Independent political commentator Deng Yuwen agreed, saying that although China’s Constitution recognised the private sector as a component of its economy, it had not been fully embodied in specific regulations.
“This has led to insufficient protection for the private sector in law enforcement,” he said.
“Even with the existing regulations, due to the arbitrary nature of law enforcement, politics, and government will, law enforcement can become selective, often damaging the interests of the private sector.”
Deng said China should correct previous unfair judgments in cases relating to private entrepreneurs to shore up confidence in the sector.
“We must implement the protection of private entrepreneurs’ property rights and personal rights in the Constitution and specific laws, and strengthen legislation in this area,” he said.
Chinese President Xi Jinping has promised capitalists that their businesses will be protected and that Beijing will try to find ways, such as tax cuts and bailouts, to help.
At a national symposium on the private sector on November 1, Xi identified six ways of aiding private enterprise, including easing taxation and administration costs, and helping private firms to source financial help.
He also promised to level the playing field for public and private enterprises; improve policy implementation; improve the relationship between government and business, and ensure entrepreneurs’ personal wealth and property were unmolested.
Zhu Haibin, chief China economist at US investment bank J.P. Morgan, also stressed the importance of “rule of law”, not “ruled by law”, in the Chinese government’s efforts to bolster the confidence of the private sector in its policies.
At a forum on Tuesday organised by HKU and Fudan University, Zhu warned the Chinese government of the Tacitus Trap, named after the Roman historian born in AD57 who said that when a government lacked credibility, its actions – good or bad – would be resented by the people.
Chinese leaders have been busy trying to assuage the fears of private companies this month and last. Two weeks before the symposium on the private sector, Xi issued an open letter that said China would continue to value and protect business.
Zhu sounded a word of caution on the effectiveness of the latest policy by the banking and insurance regulator which states that at least a third of big banks’ new loans to companies should go to the private sector.
The policy also requires at least two-thirds of small and medium-sized banks’ new loans to companies should go to private businesses, and at least half of new loans by the banking sector should go to private firms after three years.
“The market dropped 3 per cent on that day because people are worried about potential bad loans,” Zhu said.

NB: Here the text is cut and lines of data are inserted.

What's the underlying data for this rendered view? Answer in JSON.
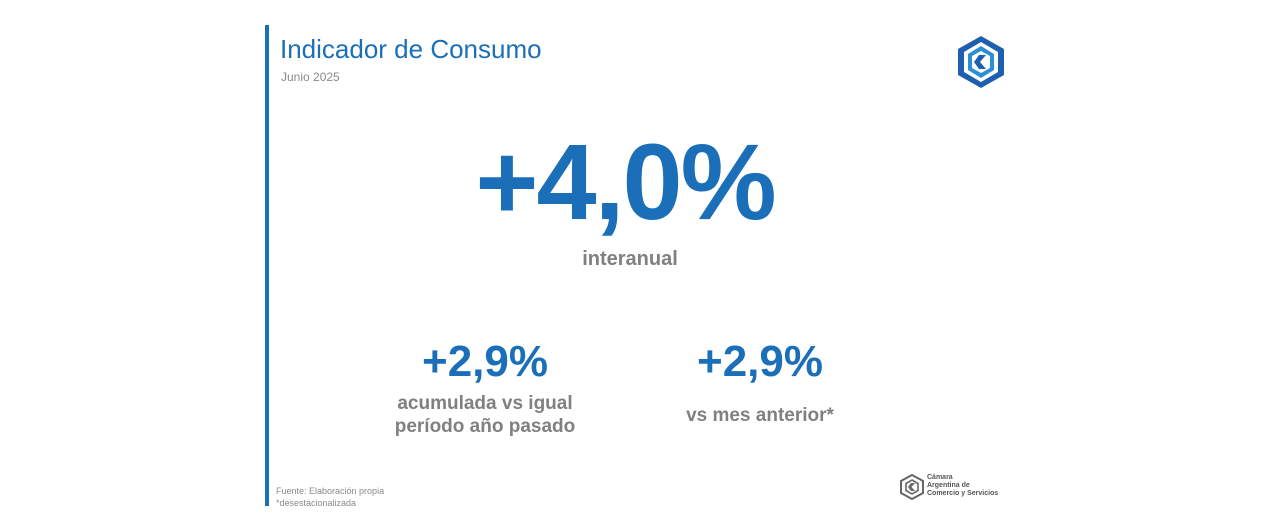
{
  "header": {
    "title": "Indicador de Consumo",
    "subtitle": "Junio 2025"
  },
  "main": {
    "headline_value": "+4,0%",
    "headline_label": "interanual",
    "stats": [
      {
        "value": "+2,9%",
        "label_lines": [
          "acumulada vs igual",
          "período año pasado"
        ]
      },
      {
        "value": "+2,9%",
        "label_lines": [
          "vs mes anterior*"
        ]
      }
    ]
  },
  "footer": {
    "source": "Fuente: Elaboración propia",
    "note": "*desestacionalizada",
    "org_lines": [
      "Cámara",
      "Argentina de",
      "Comercio y Servicios"
    ]
  },
  "colors": {
    "accent": "#1b6fb8",
    "muted_text": "#808080"
  },
  "icons": {
    "top_logo": "cac-logo-icon",
    "bottom_logo": "cac-logo-small-icon"
  }
}
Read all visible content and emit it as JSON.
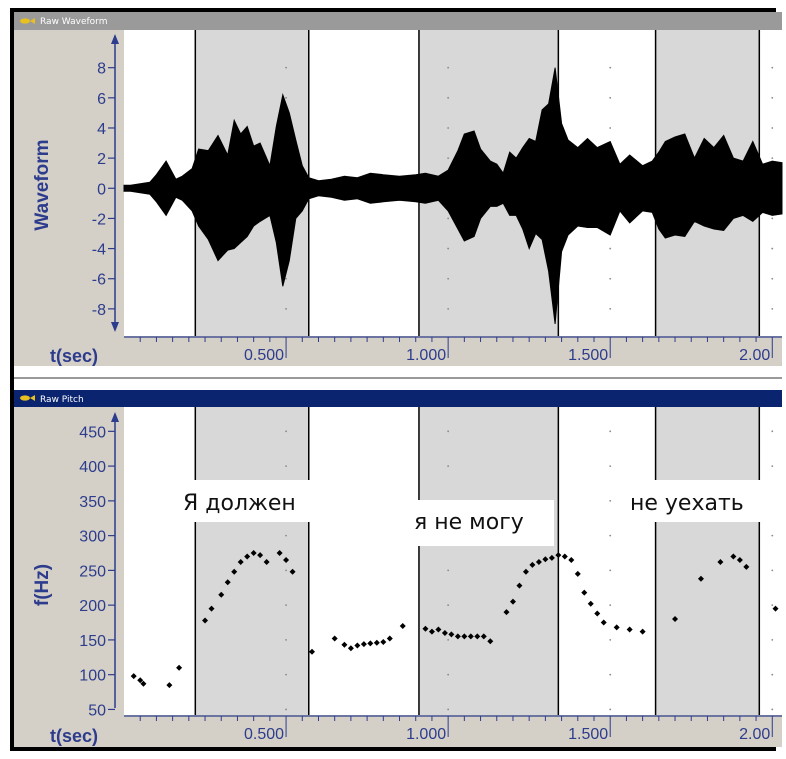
{
  "colors": {
    "frame": "#000000",
    "titlebar_gray": "#9a9a9a",
    "titlebar_navy": "#0a2470",
    "axis_panel": "#d4d0c8",
    "plot_bg": "#ffffff",
    "shade": "#d8d8d8",
    "axis_text": "#2d3c8c",
    "waveform": "#000000"
  },
  "panels": {
    "waveform": {
      "title": "Raw Waveform",
      "icon": "fish-icon"
    },
    "pitch": {
      "title": "Raw Pitch",
      "icon": "fish-icon"
    }
  },
  "annotations": [
    "Я должен",
    "я не могу",
    "не уехать"
  ],
  "boundaries_sec": [
    0.22,
    0.57,
    0.91,
    1.34,
    1.64,
    1.96
  ],
  "shaded_intervals_sec": [
    [
      0.22,
      0.57
    ],
    [
      0.91,
      1.34
    ],
    [
      1.64,
      1.96
    ]
  ],
  "chart_data": [
    {
      "type": "area",
      "ylabel": "Waveform",
      "xlabel": "t(sec)",
      "xlim": [
        0.0,
        2.03
      ],
      "ylim": [
        -9.8,
        10.5
      ],
      "yticks": [
        8,
        6,
        4,
        2,
        0,
        -2,
        -4,
        -6,
        -8
      ],
      "xticks": [
        0.5,
        1.0,
        1.5,
        2.0
      ],
      "xtick_labels": [
        "0.500",
        "1.000",
        "1.500",
        "2.00"
      ],
      "series": [
        {
          "x": [
            0.0,
            0.02,
            0.05,
            0.08,
            0.1,
            0.13,
            0.16,
            0.18,
            0.21,
            0.23,
            0.26,
            0.29,
            0.32,
            0.34,
            0.36,
            0.38,
            0.4,
            0.42,
            0.45,
            0.47,
            0.49,
            0.51,
            0.53,
            0.55,
            0.57,
            0.6,
            0.64,
            0.68,
            0.72,
            0.76,
            0.8,
            0.85,
            0.9,
            0.93,
            0.97,
            1.0,
            1.03,
            1.05,
            1.08,
            1.1,
            1.13,
            1.15,
            1.17,
            1.19,
            1.21,
            1.23,
            1.25,
            1.27,
            1.29,
            1.31,
            1.33,
            1.35,
            1.37,
            1.4,
            1.43,
            1.46,
            1.5,
            1.53,
            1.56,
            1.6,
            1.63,
            1.65,
            1.67,
            1.7,
            1.73,
            1.76,
            1.79,
            1.82,
            1.85,
            1.88,
            1.91,
            1.94,
            1.97,
            2.0,
            2.03
          ],
          "upper": [
            0.2,
            0.2,
            0.3,
            0.4,
            0.9,
            1.8,
            0.6,
            0.8,
            1.3,
            2.6,
            2.5,
            3.5,
            2.2,
            4.5,
            3.6,
            4.1,
            2.8,
            3.0,
            1.5,
            4.1,
            6.2,
            5.0,
            3.2,
            1.5,
            0.7,
            0.5,
            0.6,
            0.8,
            0.7,
            1.0,
            0.9,
            0.8,
            0.9,
            1.0,
            0.8,
            1.2,
            2.5,
            3.6,
            3.8,
            2.6,
            1.8,
            1.6,
            1.0,
            2.4,
            2.0,
            2.7,
            3.3,
            3.1,
            5.2,
            5.6,
            8.0,
            4.3,
            3.2,
            2.7,
            3.3,
            2.7,
            3.1,
            1.6,
            2.2,
            1.5,
            1.8,
            2.4,
            3.1,
            3.4,
            3.6,
            2.0,
            3.3,
            2.7,
            3.5,
            2.0,
            1.8,
            3.1,
            1.6,
            1.8,
            1.7
          ],
          "lower": [
            -0.2,
            -0.2,
            -0.3,
            -0.4,
            -0.9,
            -1.8,
            -0.6,
            -0.8,
            -1.5,
            -2.5,
            -3.4,
            -4.8,
            -4.1,
            -4.0,
            -3.6,
            -3.2,
            -2.5,
            -2.2,
            -1.8,
            -3.6,
            -6.5,
            -4.8,
            -2.0,
            -1.5,
            -0.7,
            -0.5,
            -0.6,
            -0.8,
            -0.7,
            -1.0,
            -0.9,
            -0.8,
            -0.9,
            -1.0,
            -0.8,
            -1.5,
            -2.7,
            -3.5,
            -3.2,
            -2.0,
            -1.2,
            -1.2,
            -1.0,
            -1.8,
            -1.8,
            -2.7,
            -4.0,
            -3.0,
            -3.4,
            -5.5,
            -9.0,
            -4.2,
            -3.1,
            -2.5,
            -2.6,
            -2.6,
            -3.1,
            -1.5,
            -2.3,
            -1.5,
            -1.6,
            -2.7,
            -3.3,
            -3.1,
            -3.2,
            -2.2,
            -2.5,
            -2.7,
            -2.8,
            -2.0,
            -1.8,
            -2.2,
            -1.6,
            -1.8,
            -1.7
          ]
        }
      ]
    },
    {
      "type": "scatter",
      "ylabel": "f(Hz)",
      "xlabel": "t(sec)",
      "xlim": [
        0.0,
        2.03
      ],
      "ylim": [
        42,
        485
      ],
      "yticks": [
        450,
        400,
        350,
        300,
        250,
        200,
        150,
        100,
        50
      ],
      "xticks": [
        0.5,
        1.0,
        1.5,
        2.0
      ],
      "xtick_labels": [
        "0.500",
        "1.000",
        "1.500",
        "2.00"
      ],
      "points": [
        [
          0.03,
          98
        ],
        [
          0.05,
          92
        ],
        [
          0.06,
          87
        ],
        [
          0.14,
          85
        ],
        [
          0.17,
          110
        ],
        [
          0.25,
          178
        ],
        [
          0.27,
          195
        ],
        [
          0.3,
          215
        ],
        [
          0.32,
          233
        ],
        [
          0.34,
          248
        ],
        [
          0.36,
          262
        ],
        [
          0.38,
          270
        ],
        [
          0.4,
          275
        ],
        [
          0.42,
          272
        ],
        [
          0.44,
          262
        ],
        [
          0.48,
          275
        ],
        [
          0.5,
          265
        ],
        [
          0.52,
          248
        ],
        [
          0.58,
          133
        ],
        [
          0.65,
          152
        ],
        [
          0.68,
          143
        ],
        [
          0.7,
          138
        ],
        [
          0.72,
          142
        ],
        [
          0.74,
          144
        ],
        [
          0.76,
          145
        ],
        [
          0.78,
          146
        ],
        [
          0.8,
          147
        ],
        [
          0.82,
          152
        ],
        [
          0.86,
          170
        ],
        [
          0.93,
          166
        ],
        [
          0.95,
          162
        ],
        [
          0.97,
          165
        ],
        [
          0.99,
          160
        ],
        [
          1.01,
          158
        ],
        [
          1.03,
          155
        ],
        [
          1.05,
          155
        ],
        [
          1.07,
          155
        ],
        [
          1.09,
          155
        ],
        [
          1.11,
          155
        ],
        [
          1.13,
          148
        ],
        [
          1.18,
          190
        ],
        [
          1.2,
          205
        ],
        [
          1.22,
          228
        ],
        [
          1.24,
          248
        ],
        [
          1.26,
          258
        ],
        [
          1.28,
          262
        ],
        [
          1.3,
          266
        ],
        [
          1.32,
          268
        ],
        [
          1.34,
          272
        ],
        [
          1.36,
          270
        ],
        [
          1.38,
          265
        ],
        [
          1.4,
          245
        ],
        [
          1.42,
          218
        ],
        [
          1.44,
          202
        ],
        [
          1.46,
          188
        ],
        [
          1.48,
          175
        ],
        [
          1.52,
          168
        ],
        [
          1.56,
          165
        ],
        [
          1.6,
          162
        ],
        [
          1.7,
          180
        ],
        [
          1.78,
          238
        ],
        [
          1.84,
          262
        ],
        [
          1.88,
          270
        ],
        [
          1.9,
          265
        ],
        [
          1.92,
          255
        ],
        [
          2.01,
          195
        ]
      ]
    }
  ]
}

A source familiar with the policies on the private sector told the Post that: “If you look back, such episodes repeat themselves many times.

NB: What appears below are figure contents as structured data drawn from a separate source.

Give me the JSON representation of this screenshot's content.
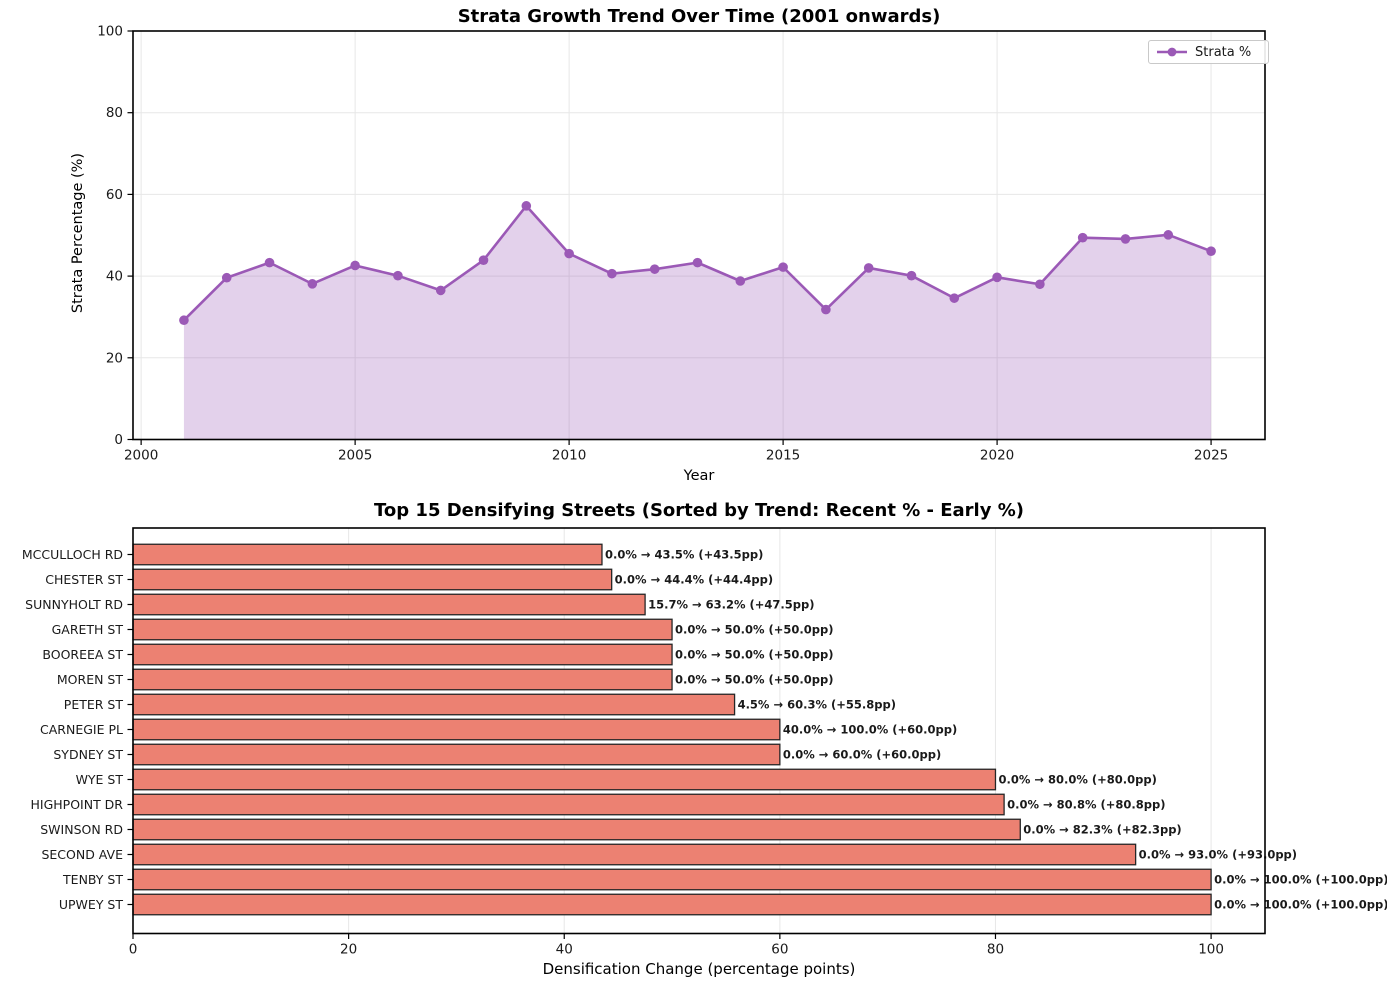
{
  "chart_data": [
    {
      "type": "area",
      "title": "Strata Growth Trend Over Time (2001 onwards)",
      "xlabel": "Year",
      "ylabel": "Strata Percentage (%)",
      "legend": [
        {
          "label": "Strata %",
          "marker": "circle-line"
        }
      ],
      "legend_position": "upper right",
      "x": [
        2001,
        2002,
        2003,
        2004,
        2005,
        2006,
        2007,
        2008,
        2009,
        2010,
        2011,
        2012,
        2013,
        2014,
        2015,
        2016,
        2017,
        2018,
        2019,
        2020,
        2021,
        2022,
        2023,
        2024,
        2025
      ],
      "series": [
        {
          "name": "Strata %",
          "values": [
            29.2,
            39.6,
            43.3,
            38.1,
            42.6,
            40.1,
            36.5,
            43.9,
            57.2,
            45.5,
            40.6,
            41.7,
            43.3,
            38.8,
            42.2,
            31.8,
            42.0,
            40.1,
            34.6,
            39.7,
            38.0,
            49.4,
            49.1,
            50.1,
            46.1
          ]
        }
      ],
      "xlim": [
        1999.81,
        2026.26
      ],
      "ylim": [
        0,
        100
      ],
      "xticks": [
        2000,
        2005,
        2010,
        2015,
        2020,
        2025
      ],
      "yticks": [
        0,
        20,
        40,
        60,
        80,
        100
      ],
      "grid": true,
      "colors": {
        "line": "#9b59b6",
        "fill": "rgba(155,89,182,0.28)",
        "grid": "#e7e7e7",
        "spine": "#000000"
      }
    },
    {
      "type": "bar",
      "orientation": "horizontal",
      "title": "Top 15 Densifying Streets (Sorted by Trend: Recent % - Early %)",
      "xlabel": "Densification Change (percentage points)",
      "categories": [
        "MCCULLOCH RD",
        "CHESTER ST",
        "SUNNYHOLT RD",
        "GARETH ST",
        "BOOREEA ST",
        "MOREN ST",
        "PETER ST",
        "CARNEGIE PL",
        "SYDNEY ST",
        "WYE ST",
        "HIGHPOINT DR",
        "SWINSON RD",
        "SECOND AVE",
        "TENBY ST",
        "UPWEY ST"
      ],
      "values": [
        43.5,
        44.4,
        47.5,
        50.0,
        50.0,
        50.0,
        55.8,
        60.0,
        60.0,
        80.0,
        80.8,
        82.3,
        93.0,
        100.0,
        100.0
      ],
      "bar_labels": [
        "0.0% → 43.5% (+43.5pp)",
        "0.0% → 44.4% (+44.4pp)",
        "15.7% → 63.2% (+47.5pp)",
        "0.0% → 50.0% (+50.0pp)",
        "0.0% → 50.0% (+50.0pp)",
        "0.0% → 50.0% (+50.0pp)",
        "4.5% → 60.3% (+55.8pp)",
        "40.0% → 100.0% (+60.0pp)",
        "0.0% → 60.0% (+60.0pp)",
        "0.0% → 80.0% (+80.0pp)",
        "0.0% → 80.8% (+80.8pp)",
        "0.0% → 82.3% (+82.3pp)",
        "0.0% → 93.0% (+93.0pp)",
        "0.0% → 100.0% (+100.0pp)",
        "0.0% → 100.0% (+100.0pp)"
      ],
      "xlim": [
        0,
        105
      ],
      "xticks": [
        0,
        20,
        40,
        60,
        80,
        100
      ],
      "grid": true,
      "colors": {
        "bar": "#ec8172",
        "bar_edge": "#262626",
        "grid": "#e7e7e7",
        "spine": "#000000"
      }
    }
  ]
}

“The latest was when Guo Guangchang, one of China’s highest profile investors, went missing at the end of 2015. The Chinese business community was shocked and full of fear. ‘If Guo can be taken away, then what about us?’ At that time, Beijing had sent similar comforting signals [to the private sector] too.”

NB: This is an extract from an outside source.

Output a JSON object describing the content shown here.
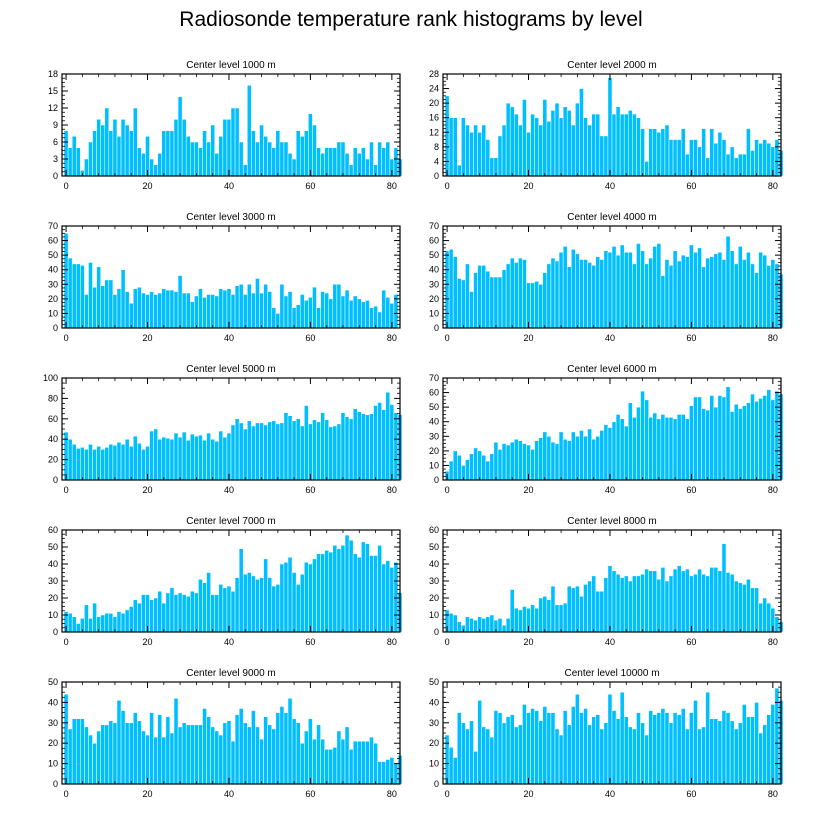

In a state media interview last month,Vice-Premier Liu He stressed the importance of the private sector to China’s economy.
Liu said private companies contributed more than half of the nation’s tax revenues, 60 per cent of its gross domestic product and fuelled 70 per cent of China’s technological innovation.
He added that the private sector provided 80 per cent of the country’s urban employment and 90 per cent of its business and job creation.
Bankers were unwilling to loan money to private companies, he said. “This kind of understanding and practice is completely wrong,” Liu said.